Na Diocese de Santarém a diminuição de praticantes foi de 3.955 fiéis em relação a 1991. Não é uma diminuição muito significativa. No Ribatejo, aliás, a prática dominical nunca foi tão elevada como no centro e norte do país. Em percentagem ao número total de habitantes, era de 17% em 1991. Agora, pelos dados adquiridos até ao momento, situa-se entre os 14 e 15%. A maioria das 111 paróquias da Diocese não se distancia muito dos 10%, um pouco mais numas, um pouco menos noutras. Um leque menos significativo ronda os 20%. As que se aproximam dos 40% são uma meia dúzia.

Um fruto importante destes inquéritos à prática dominical é a reflexão pastoral que provocam e a possível renovação eclesial que propõem. Que propostas pastorais nos sugerem estes dados?!
Um dos primeiros grandes estudiosos deste fenómeno religioso, Gabriel Le Bras, mostrou pelos anos 50 e 60, uma relação directa da quebra da prática dominical com o êxodo rural para a cidade. “De cada cem rurais, opinava Le Bras, que se estabelecem em Paris, aproximadamente, noventa por cento deixam de ser praticantes”. Enquanto no mundo rural a força da tradição, o ritmo cosmológico do trabalho agrícola e os laços comunitários favoreciam a pausa festiva da Eucaristia dominical e o encontro da comunidade, no ambiente urbano o desenraizamento, o anonimato e a abundância de outras solicitações desencaminhavam da prática tradicional do Domingo.

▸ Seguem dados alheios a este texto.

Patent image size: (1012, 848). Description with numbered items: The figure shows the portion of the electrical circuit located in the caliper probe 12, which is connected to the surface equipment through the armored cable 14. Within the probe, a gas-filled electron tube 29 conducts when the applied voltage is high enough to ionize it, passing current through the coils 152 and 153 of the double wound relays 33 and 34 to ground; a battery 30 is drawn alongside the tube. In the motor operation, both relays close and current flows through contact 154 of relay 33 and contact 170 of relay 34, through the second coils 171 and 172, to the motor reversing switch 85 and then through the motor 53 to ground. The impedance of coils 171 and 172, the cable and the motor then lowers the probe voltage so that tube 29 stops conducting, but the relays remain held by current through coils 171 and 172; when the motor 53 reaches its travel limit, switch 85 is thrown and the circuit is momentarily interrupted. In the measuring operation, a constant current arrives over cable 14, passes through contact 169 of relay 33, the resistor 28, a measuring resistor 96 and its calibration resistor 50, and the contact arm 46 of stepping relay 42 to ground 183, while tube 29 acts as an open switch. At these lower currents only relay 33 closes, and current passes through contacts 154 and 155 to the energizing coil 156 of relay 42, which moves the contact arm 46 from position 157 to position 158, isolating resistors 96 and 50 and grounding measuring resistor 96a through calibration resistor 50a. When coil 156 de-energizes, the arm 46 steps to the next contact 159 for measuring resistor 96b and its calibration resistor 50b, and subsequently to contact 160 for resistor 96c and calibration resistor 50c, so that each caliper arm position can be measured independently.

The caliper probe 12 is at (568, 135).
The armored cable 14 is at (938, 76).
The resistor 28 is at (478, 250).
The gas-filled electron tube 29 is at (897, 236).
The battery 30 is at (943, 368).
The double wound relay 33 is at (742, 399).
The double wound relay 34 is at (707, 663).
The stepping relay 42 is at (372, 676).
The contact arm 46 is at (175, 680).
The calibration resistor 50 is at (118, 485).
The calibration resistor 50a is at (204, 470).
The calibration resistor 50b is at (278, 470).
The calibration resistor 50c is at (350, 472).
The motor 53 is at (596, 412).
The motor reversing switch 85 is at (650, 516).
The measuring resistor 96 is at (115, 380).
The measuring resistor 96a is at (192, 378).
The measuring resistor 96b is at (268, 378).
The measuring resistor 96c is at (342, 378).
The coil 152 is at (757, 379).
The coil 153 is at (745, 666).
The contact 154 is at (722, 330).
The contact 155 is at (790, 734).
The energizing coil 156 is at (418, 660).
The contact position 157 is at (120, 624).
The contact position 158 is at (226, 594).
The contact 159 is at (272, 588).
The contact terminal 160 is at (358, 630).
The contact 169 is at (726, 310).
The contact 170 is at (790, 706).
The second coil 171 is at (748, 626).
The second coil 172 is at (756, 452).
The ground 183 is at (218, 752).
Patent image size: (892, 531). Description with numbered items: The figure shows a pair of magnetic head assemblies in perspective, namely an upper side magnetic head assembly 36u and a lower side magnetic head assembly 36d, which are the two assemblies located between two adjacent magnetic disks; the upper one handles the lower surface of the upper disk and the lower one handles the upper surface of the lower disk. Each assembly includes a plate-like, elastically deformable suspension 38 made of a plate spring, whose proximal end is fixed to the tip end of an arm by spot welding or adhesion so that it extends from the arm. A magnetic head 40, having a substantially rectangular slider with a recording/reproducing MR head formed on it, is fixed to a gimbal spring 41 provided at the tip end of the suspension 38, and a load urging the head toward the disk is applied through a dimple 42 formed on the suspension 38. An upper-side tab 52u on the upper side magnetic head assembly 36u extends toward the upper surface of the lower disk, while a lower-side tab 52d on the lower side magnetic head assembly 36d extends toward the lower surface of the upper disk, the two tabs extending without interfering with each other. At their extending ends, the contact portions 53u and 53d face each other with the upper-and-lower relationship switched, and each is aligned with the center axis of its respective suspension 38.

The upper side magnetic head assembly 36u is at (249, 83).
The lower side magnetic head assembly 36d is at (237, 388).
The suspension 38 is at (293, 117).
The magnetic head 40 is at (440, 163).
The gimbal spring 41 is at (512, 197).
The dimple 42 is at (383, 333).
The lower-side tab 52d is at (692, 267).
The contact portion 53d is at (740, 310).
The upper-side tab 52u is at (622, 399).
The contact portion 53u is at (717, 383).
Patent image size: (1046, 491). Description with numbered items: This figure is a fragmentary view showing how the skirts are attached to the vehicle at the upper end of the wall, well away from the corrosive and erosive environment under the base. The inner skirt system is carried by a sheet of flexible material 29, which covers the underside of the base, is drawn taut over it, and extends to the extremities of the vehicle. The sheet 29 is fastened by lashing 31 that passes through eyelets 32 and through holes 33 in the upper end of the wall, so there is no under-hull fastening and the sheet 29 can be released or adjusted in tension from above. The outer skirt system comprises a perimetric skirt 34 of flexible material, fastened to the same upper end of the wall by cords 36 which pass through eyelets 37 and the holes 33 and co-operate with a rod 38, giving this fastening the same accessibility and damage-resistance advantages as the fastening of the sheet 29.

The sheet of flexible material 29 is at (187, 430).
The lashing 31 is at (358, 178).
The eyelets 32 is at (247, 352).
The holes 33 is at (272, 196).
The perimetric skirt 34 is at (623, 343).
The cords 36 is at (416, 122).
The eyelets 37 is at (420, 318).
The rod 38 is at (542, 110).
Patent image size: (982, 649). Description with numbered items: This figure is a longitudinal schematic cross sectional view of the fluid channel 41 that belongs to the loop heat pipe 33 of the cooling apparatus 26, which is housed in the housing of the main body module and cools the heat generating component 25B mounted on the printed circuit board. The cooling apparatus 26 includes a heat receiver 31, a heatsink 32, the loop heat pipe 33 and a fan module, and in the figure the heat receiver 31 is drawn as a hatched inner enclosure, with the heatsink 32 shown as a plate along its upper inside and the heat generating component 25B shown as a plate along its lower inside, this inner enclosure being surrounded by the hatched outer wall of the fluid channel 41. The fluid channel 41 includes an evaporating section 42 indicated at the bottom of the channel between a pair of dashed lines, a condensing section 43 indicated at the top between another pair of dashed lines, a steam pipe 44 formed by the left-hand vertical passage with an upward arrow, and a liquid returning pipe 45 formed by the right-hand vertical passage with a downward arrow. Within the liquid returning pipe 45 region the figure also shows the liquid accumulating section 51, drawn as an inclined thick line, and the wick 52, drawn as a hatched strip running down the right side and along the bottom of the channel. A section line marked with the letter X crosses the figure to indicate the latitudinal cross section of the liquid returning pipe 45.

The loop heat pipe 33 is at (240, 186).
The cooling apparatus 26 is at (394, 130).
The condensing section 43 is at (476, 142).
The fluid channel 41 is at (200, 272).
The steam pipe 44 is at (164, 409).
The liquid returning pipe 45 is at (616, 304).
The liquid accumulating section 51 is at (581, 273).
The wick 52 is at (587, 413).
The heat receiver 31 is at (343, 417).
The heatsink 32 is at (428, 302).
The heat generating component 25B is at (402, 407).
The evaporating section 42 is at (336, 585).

Ora hoje a fronteira entre o urbano e rural está mais esbatida. A cultura urbana e secularista penetra no mundo tradicional através da comunicação social, das modas, das discotecas e da mobilidade constante das pessoas. Participar hoje na Eucaristia dominical, tanto no mundo rural como no mundo urbano, exige convicções firmes, decisão pessoal e capacidade de reagir perante as solicitações do meio ambiente.
Será irreversível a quebra da prática dominical?! Não parece. Em Santarém o número de praticantes diminuiu em relação a 1991, mas aproximou-se de 1977. Portanto, de 1977 para 1991, houve um aumento equivalente à diminuição de 91 para cá. Por outro lado, em bastantes paróquias (um quarto da totalidade), houve uma ligeira subida da percentagem de praticantes enquanto noutras se manteve.
Que factores contribuem para o aumento ou para a diminuição da prática dominical?
A Eucaristia dominical é a celebração por excelência da fé. Quando a fé é fundamentada em convicções vividas no coração como experiência pessoal, a prática dominical será mais fiel. Ora a fé é dom de Deus e resposta pessoal de cada um. A nós cabe-nos cuidar do despertar e do aprofundamento da fé pessoal através da evangelização, da catequese, da formação permanente em pequenos grupos, da preparação cuidadosa da Eucaristia, da celebração festiva e participada, da atenção à beleza da liturgia, da criação de ambiente comunitário. A nós compete-nos semear mesmo que os frutos não se possam colher de imediato. Em todo o caso, somos desafiados a rever as motivações que apresentamos para a prática dominical. Não basta apoiarmo-nos na força das tradições e das obrigações. É indispensável fundamentar convicções pessoais, despertar o gosto pela liturgia, motivar a participação activa e festiva. Quando se descobre e se saboreia o mistério da fé, quando se tem consciência de que Deus fez este dia para estar connosco, nos iluminar e animar na esperança e no amor, então não há obstáculos que impeçam a prática dominical. O ambiente pode exercer uma força contrária. Mas a fé vence o mundo.